Monday, August 30, 2004

George Bernard Shaw, Saint Joan, 1923.

"O God that madest this beautiful earth, when will it be ready to receive Thy saints? How long, O Lord, how long?"

My first Shaw, and I got quite the kick out of this fun play. I'm still a little staggered by the depth and breadth of the stage directions; were someone to suggest to me that GBS would be a screenwriter in this day and age, I'd like as not agree, in this sate of mind.

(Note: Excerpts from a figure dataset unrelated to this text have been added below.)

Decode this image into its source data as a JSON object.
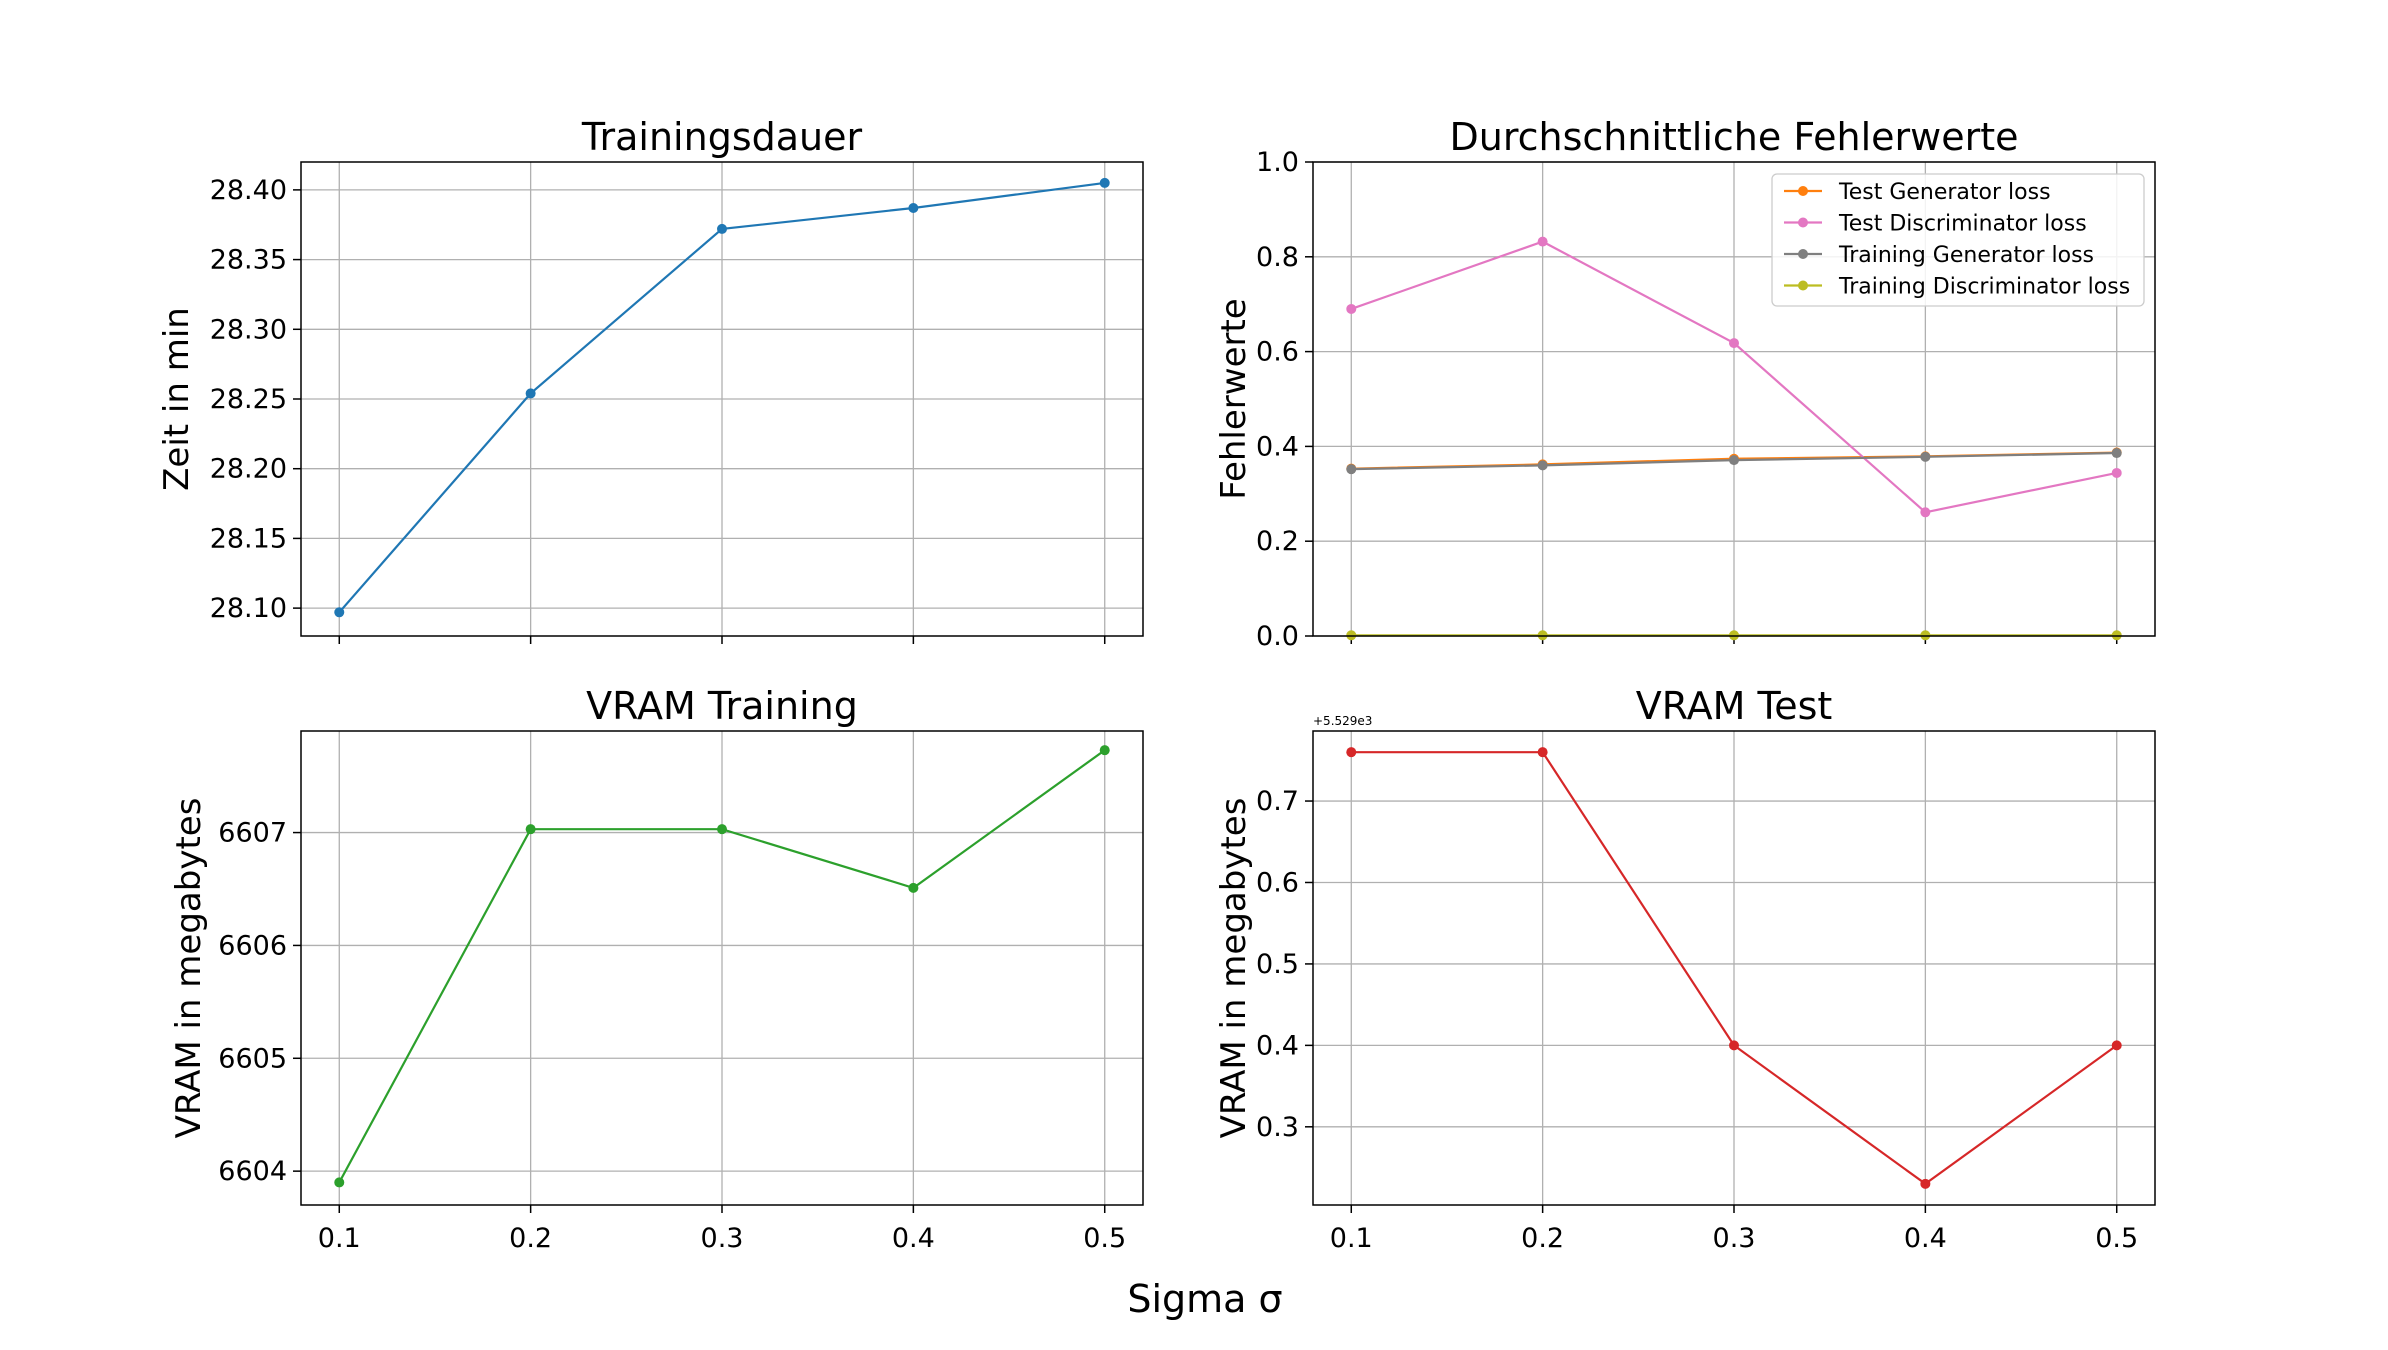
{
  "figure": {
    "supxlabel": "Sigma σ"
  },
  "chart_data": [
    {
      "type": "line",
      "title": "Trainingsdauer",
      "xlabel": "",
      "ylabel": "Zeit in min",
      "x": [
        0.1,
        0.2,
        0.3,
        0.4,
        0.5
      ],
      "xticks": [
        "0.1",
        "0.2",
        "0.3",
        "0.4",
        "0.5"
      ],
      "show_xticklabels": false,
      "ylim": [
        28.08,
        28.42
      ],
      "yticks": [
        28.1,
        28.15,
        28.2,
        28.25,
        28.3,
        28.35,
        28.4
      ],
      "ytick_labels": [
        "28.10",
        "28.15",
        "28.20",
        "28.25",
        "28.30",
        "28.35",
        "28.40"
      ],
      "ytick_offset": "",
      "grid": true,
      "series": [
        {
          "name": "",
          "color": "#1f77b4",
          "values": [
            28.097,
            28.254,
            28.372,
            28.387,
            28.405
          ]
        }
      ]
    },
    {
      "type": "line",
      "title": "Durchschnittliche Fehlerwerte",
      "xlabel": "",
      "ylabel": "Fehlerwerte",
      "x": [
        0.1,
        0.2,
        0.3,
        0.4,
        0.5
      ],
      "xticks": [
        "0.1",
        "0.2",
        "0.3",
        "0.4",
        "0.5"
      ],
      "show_xticklabels": false,
      "ylim": [
        0.0,
        1.0
      ],
      "yticks": [
        0.0,
        0.2,
        0.4,
        0.6,
        0.8,
        1.0
      ],
      "ytick_labels": [
        "0.0",
        "0.2",
        "0.4",
        "0.6",
        "0.8",
        "1.0"
      ],
      "ytick_offset": "",
      "grid": true,
      "legend": "top-right",
      "series": [
        {
          "name": "Test Generator loss",
          "color": "#ff7f0e",
          "values": [
            0.353,
            0.362,
            0.374,
            0.379,
            0.387
          ]
        },
        {
          "name": "Test Discriminator loss",
          "color": "#e377c2",
          "values": [
            0.69,
            0.832,
            0.618,
            0.261,
            0.344
          ]
        },
        {
          "name": "Training Generator loss",
          "color": "#7f7f7f",
          "values": [
            0.352,
            0.36,
            0.371,
            0.378,
            0.386
          ]
        },
        {
          "name": "Training Discriminator loss",
          "color": "#bcbd22",
          "values": [
            0.0015,
            0.0015,
            0.0015,
            0.0015,
            0.0015
          ]
        }
      ]
    },
    {
      "type": "line",
      "title": "VRAM Training",
      "xlabel": "",
      "ylabel": "VRAM in megabytes",
      "x": [
        0.1,
        0.2,
        0.3,
        0.4,
        0.5
      ],
      "xticks": [
        "0.1",
        "0.2",
        "0.3",
        "0.4",
        "0.5"
      ],
      "show_xticklabels": true,
      "ylim": [
        6603.7,
        6607.9
      ],
      "yticks": [
        6604,
        6605,
        6606,
        6607
      ],
      "ytick_labels": [
        "6604",
        "6605",
        "6606",
        "6607"
      ],
      "ytick_offset": "",
      "grid": true,
      "series": [
        {
          "name": "",
          "color": "#2ca02c",
          "values": [
            6603.9,
            6607.03,
            6607.03,
            6606.51,
            6607.73
          ]
        }
      ]
    },
    {
      "type": "line",
      "title": "VRAM Test",
      "xlabel": "",
      "ylabel": "VRAM in megabytes",
      "x": [
        0.1,
        0.2,
        0.3,
        0.4,
        0.5
      ],
      "xticks": [
        "0.1",
        "0.2",
        "0.3",
        "0.4",
        "0.5"
      ],
      "show_xticklabels": true,
      "ylim": [
        0.204,
        0.786
      ],
      "yticks": [
        0.3,
        0.4,
        0.5,
        0.6,
        0.7
      ],
      "ytick_labels": [
        "0.3",
        "0.4",
        "0.5",
        "0.6",
        "0.7"
      ],
      "ytick_offset": "+5.529e3",
      "grid": true,
      "series": [
        {
          "name": "",
          "color": "#d62728",
          "values": [
            0.76,
            0.76,
            0.4,
            0.23,
            0.4
          ]
        }
      ]
    }
  ]
}
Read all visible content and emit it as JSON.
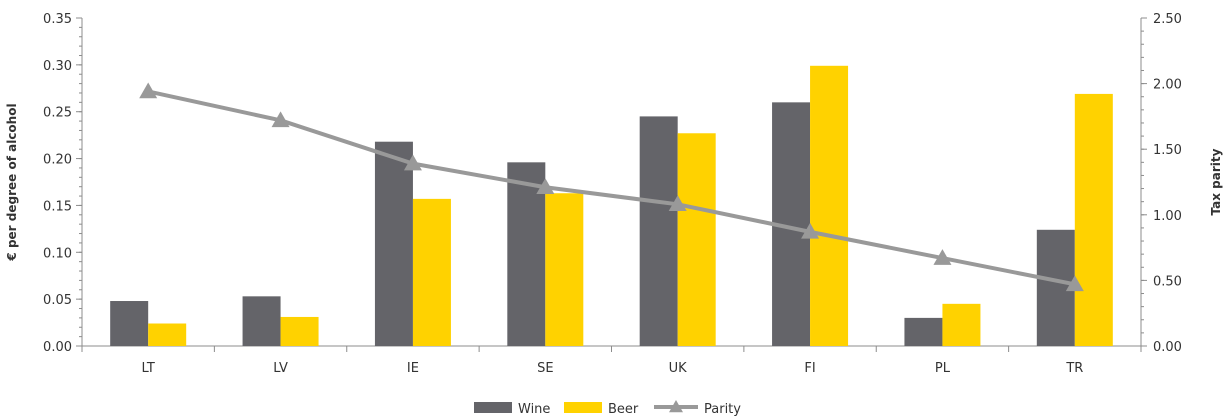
{
  "chart_data": {
    "type": "bar",
    "categories": [
      "LT",
      "LV",
      "IE",
      "SE",
      "UK",
      "FI",
      "PL",
      "TR"
    ],
    "series": [
      {
        "name": "Wine",
        "type": "bar",
        "axis": "left",
        "color": "#646469",
        "values": [
          0.048,
          0.053,
          0.218,
          0.196,
          0.245,
          0.26,
          0.03,
          0.124
        ]
      },
      {
        "name": "Beer",
        "type": "bar",
        "axis": "left",
        "color": "#FFD200",
        "values": [
          0.024,
          0.031,
          0.157,
          0.163,
          0.227,
          0.299,
          0.045,
          0.269
        ]
      },
      {
        "name": "Parity",
        "type": "line",
        "axis": "right",
        "color": "#999999",
        "marker": "triangle",
        "values": [
          1.94,
          1.72,
          1.39,
          1.21,
          1.08,
          0.87,
          0.67,
          0.47
        ]
      }
    ],
    "ylabel": "€ per degree of alcohol",
    "y2label": "Tax parity",
    "ylim": [
      0,
      0.35
    ],
    "y2lim": [
      0,
      2.5
    ],
    "yticks": [
      "0.00",
      "0.05",
      "0.10",
      "0.15",
      "0.20",
      "0.25",
      "0.30",
      "0.35"
    ],
    "y2ticks": [
      "0.00",
      "0.50",
      "1.00",
      "1.50",
      "2.00",
      "2.50"
    ],
    "legend_position": "bottom",
    "grid": false
  }
}
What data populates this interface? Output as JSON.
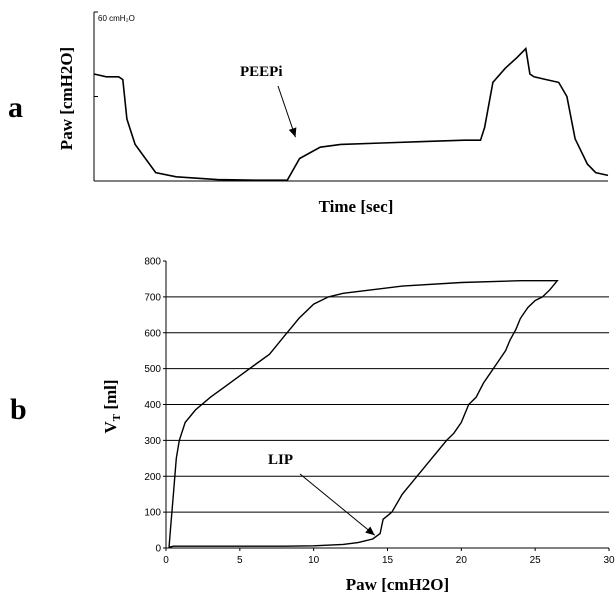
{
  "panel_letters": {
    "a": "a",
    "b": "b"
  },
  "chart_data": [
    {
      "type": "line",
      "panel": "a",
      "xlabel": "Time [sec]",
      "ylabel": "Paw [cmH2O]",
      "scale_label": "60  cmH₂O",
      "ylim": [
        0,
        60
      ],
      "grid": false,
      "annotations": [
        {
          "text": "PEEPi",
          "points_to": {
            "x": 0.49,
            "y": 14.5
          }
        }
      ],
      "series": [
        {
          "x": [
            0,
            0.03,
            0.06,
            0.07,
            0.08,
            0.1,
            0.15,
            0.2,
            0.3,
            0.4,
            0.47,
            0.5,
            0.55,
            0.6,
            0.7,
            0.8,
            0.9,
            0.94,
            0.95,
            0.97,
            1.0,
            1.03,
            1.05,
            1.06,
            1.07,
            1.1,
            1.13,
            1.15,
            1.17,
            1.2,
            1.22,
            1.25
          ],
          "y": [
            38,
            37,
            37,
            36,
            22,
            13,
            3,
            1.5,
            0.5,
            0.3,
            0.3,
            8,
            12,
            13,
            13.5,
            14,
            14.5,
            14.5,
            19,
            35,
            40,
            44,
            47,
            38,
            37,
            36,
            35,
            30,
            15,
            6,
            3,
            2
          ]
        }
      ]
    },
    {
      "type": "line",
      "panel": "b",
      "xlabel": "Paw [cmH2O]",
      "ylabel_main": "V",
      "ylabel_sub": "T",
      "ylabel_unit": " [ml]",
      "xlim": [
        0,
        30
      ],
      "ylim": [
        0,
        800
      ],
      "xticks": [
        0,
        5,
        10,
        15,
        20,
        25,
        30
      ],
      "yticks": [
        0,
        100,
        200,
        300,
        400,
        500,
        600,
        700,
        800
      ],
      "grid": "horizontal",
      "annotations": [
        {
          "text": "LIP",
          "points_to": {
            "x": 14,
            "y": 30
          }
        }
      ],
      "series": [
        {
          "x": [
            0.2,
            0.3,
            0.5,
            0.7,
            0.9,
            1.3,
            2,
            3,
            4,
            5,
            6,
            7,
            7.5,
            8,
            8.5,
            9,
            10,
            11,
            12,
            14,
            16,
            20,
            24,
            26,
            26.5,
            26,
            25.5,
            25,
            24.5,
            24,
            23.7,
            23.3,
            23,
            22.5,
            22,
            21.5,
            21,
            20.5,
            20,
            19.5,
            19,
            18,
            17,
            16,
            15.3,
            15,
            14.7,
            14.5,
            14,
            13,
            12,
            10,
            8,
            5,
            2,
            1,
            0.5,
            0.3,
            0.2
          ],
          "y": [
            0,
            50,
            150,
            250,
            300,
            350,
            385,
            420,
            450,
            480,
            510,
            540,
            565,
            590,
            615,
            640,
            680,
            700,
            710,
            720,
            730,
            740,
            745,
            745,
            745,
            720,
            700,
            690,
            670,
            640,
            610,
            580,
            550,
            520,
            490,
            460,
            420,
            400,
            350,
            320,
            300,
            250,
            200,
            150,
            100,
            90,
            80,
            40,
            25,
            15,
            10,
            6,
            5,
            5,
            5,
            5,
            5,
            3,
            0
          ]
        }
      ]
    }
  ]
}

While GBS suggested that Saint Joan was a play that did not treat Joan of Arc hagiographically, and while he's right that her human foibles are only too visible, it's still a play that challenges those encountering it to consider the nature of truth and of revelation. Despite the cynicism that is the Archbishop ("A miracle, my friend, is an event which creates faith. That is the purpose and nature of miracles. They may seem very wonderful to those who perform them. That does not matter: if they confirm or create faith they are true miracles... Frauds deceive. An event which creates faith does not deceive: therefore it is not a fraud, but a miracle"), despite the villainies of Cauchon and Warwick's chaplain, despite the self-interest of Warwick and the Inquisitor, the fervour of Courcelles, there is a sweetness to this play, not just in Joan but in the feeble Dauphin and in Brother Martin Ladvenu. The characters reveal something about the human condition, and the play holds attention with its clever wit.

Fun.

JOAN: I hear voices telling me what to do. They come from God.
ROBERT: They come from your imagination.
JOAN: Of course. That is how the messages of God come to us.